From not eating often enough to relying too much on exercise, there are tons of diet misconceptions that can wreak havoc on your weight management efforts. Here are four common missteps, plus tips for avoiding them.

1. EXPECTING EXERCISE ALONE TO DO THE TRICK

To lose weight, you have to burn more calories than you consume. Simple math. Ultimately, it doesn’t matter if you’re working out once—or even twice—a day. If you’re eating large portions of high-calorie foods, you may be exceeding your daily budget. You can hold yourself accountable by keeping a food and activity log to give you a sense of how many calories you’re burning and consuming.

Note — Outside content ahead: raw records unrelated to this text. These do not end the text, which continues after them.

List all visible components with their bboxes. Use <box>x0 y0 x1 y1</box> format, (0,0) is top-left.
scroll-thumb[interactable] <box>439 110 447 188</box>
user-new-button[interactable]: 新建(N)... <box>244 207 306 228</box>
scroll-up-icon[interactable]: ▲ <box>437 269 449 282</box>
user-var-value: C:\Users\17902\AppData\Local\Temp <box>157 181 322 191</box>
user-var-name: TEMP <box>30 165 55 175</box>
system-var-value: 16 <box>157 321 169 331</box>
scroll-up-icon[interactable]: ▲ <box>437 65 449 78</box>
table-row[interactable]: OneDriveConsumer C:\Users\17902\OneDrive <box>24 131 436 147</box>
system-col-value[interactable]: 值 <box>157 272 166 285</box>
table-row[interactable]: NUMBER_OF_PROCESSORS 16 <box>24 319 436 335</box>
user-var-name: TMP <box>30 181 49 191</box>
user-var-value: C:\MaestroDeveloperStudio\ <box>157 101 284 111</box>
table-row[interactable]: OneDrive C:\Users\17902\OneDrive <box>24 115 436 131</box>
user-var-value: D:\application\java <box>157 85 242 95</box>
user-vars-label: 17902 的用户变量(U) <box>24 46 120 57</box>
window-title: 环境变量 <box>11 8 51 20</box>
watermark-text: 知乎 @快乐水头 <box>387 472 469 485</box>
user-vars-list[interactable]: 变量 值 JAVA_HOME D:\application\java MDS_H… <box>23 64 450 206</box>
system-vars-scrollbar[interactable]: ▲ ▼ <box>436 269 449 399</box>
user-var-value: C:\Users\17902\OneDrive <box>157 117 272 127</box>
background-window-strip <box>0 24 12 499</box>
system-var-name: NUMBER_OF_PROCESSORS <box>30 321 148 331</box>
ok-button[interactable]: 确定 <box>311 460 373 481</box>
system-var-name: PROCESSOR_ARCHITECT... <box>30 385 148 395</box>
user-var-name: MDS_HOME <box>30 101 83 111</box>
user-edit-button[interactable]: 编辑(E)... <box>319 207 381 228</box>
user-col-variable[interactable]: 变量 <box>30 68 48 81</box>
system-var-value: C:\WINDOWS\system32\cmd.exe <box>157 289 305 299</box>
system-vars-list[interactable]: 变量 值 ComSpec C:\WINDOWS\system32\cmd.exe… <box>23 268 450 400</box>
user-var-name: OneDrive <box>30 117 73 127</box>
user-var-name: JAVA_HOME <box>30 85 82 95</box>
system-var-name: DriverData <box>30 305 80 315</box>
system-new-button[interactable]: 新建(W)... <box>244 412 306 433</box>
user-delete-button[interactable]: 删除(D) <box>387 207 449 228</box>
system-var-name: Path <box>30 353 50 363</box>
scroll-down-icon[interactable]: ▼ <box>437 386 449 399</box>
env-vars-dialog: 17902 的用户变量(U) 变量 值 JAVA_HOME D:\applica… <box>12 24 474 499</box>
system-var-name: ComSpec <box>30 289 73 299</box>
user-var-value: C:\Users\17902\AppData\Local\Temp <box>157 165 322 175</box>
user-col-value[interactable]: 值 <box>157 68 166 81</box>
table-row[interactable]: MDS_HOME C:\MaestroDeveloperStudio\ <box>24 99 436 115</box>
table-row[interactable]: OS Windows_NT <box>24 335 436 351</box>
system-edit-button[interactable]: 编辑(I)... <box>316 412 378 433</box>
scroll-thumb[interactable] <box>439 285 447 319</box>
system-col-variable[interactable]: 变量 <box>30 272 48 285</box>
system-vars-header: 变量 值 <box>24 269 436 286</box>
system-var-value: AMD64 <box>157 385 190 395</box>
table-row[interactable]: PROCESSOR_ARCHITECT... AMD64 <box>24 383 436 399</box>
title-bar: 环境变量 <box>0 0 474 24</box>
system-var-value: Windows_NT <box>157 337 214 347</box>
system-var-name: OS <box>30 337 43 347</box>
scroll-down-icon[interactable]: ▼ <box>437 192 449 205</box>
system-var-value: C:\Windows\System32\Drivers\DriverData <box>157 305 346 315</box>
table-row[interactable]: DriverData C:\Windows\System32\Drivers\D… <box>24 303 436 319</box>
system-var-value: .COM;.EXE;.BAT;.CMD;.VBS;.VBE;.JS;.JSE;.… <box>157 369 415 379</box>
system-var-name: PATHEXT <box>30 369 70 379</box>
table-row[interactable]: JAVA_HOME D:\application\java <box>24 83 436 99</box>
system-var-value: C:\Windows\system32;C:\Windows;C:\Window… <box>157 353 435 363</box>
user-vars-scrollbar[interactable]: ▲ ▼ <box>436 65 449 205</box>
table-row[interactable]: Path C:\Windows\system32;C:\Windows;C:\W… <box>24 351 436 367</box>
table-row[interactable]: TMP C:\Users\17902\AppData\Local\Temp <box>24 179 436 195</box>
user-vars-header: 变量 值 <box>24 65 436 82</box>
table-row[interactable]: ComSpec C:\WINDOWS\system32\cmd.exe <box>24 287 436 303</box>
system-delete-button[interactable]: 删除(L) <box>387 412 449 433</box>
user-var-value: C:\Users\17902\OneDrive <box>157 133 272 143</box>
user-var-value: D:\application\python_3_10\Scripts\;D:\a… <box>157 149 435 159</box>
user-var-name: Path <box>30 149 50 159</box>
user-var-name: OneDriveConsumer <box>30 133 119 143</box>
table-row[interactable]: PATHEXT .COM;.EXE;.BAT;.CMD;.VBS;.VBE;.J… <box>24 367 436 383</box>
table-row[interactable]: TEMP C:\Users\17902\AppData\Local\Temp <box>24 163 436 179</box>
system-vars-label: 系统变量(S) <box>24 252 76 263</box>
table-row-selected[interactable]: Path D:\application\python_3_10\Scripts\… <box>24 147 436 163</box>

2. NEVER SWITCHING UP YOUR WORKOUT ROUTINE

Not only is it boring, but it’s not particularly effective. If the only workout you know is 30 minutes on the elliptical, you may not get the results you want. Surprise your muscles by varying the frequency and intensity of your exercise. Aim for aerobic activity two to three times a week and muscle-strengthening activities two times a week for maximum health and weight management benefits. Crunched for time? You can break up the recommended 150 minutes of physical activity a week into small chunks throughout the day. Studies show that short, 10-minute bursts of activity throughout the day can boost your fitness and health. Consuming lean protein, either via food or a protein supplement, after working out can help maximize your muscle building results.

3. LETTING A DIET SLIP-UP TURN INTO A DIET SPIRAL

We all succumb to the occasional unhealthy craving. The trick is to immediately address any feelings of guilt. Don’t berate yourself when you fall off the wagon—just acknowledge your mistake and get back on track. Try to make it a learning experience. Think about what led you astray and make a mental note of it. Remind yourself that one mistake doesn’t undo all the work you’ve done.

4. SKIMPING ON THE GOOD STUFF

You may think you’re getting all your required fruits and veggies in daily, but are you really? You need about 2.5 cups of vegetables and two cups of fruit. Aim to include both in all your meals. Variety in your diet helps you get all the vitamins and nutrients you need. Try different ways to incorporate fruits and veggies into the food you eat—like making noodles from spiralized zucchini or pizza crust from blended cauliflower. You also may want to supplement with a multivitamin for added nutrient support.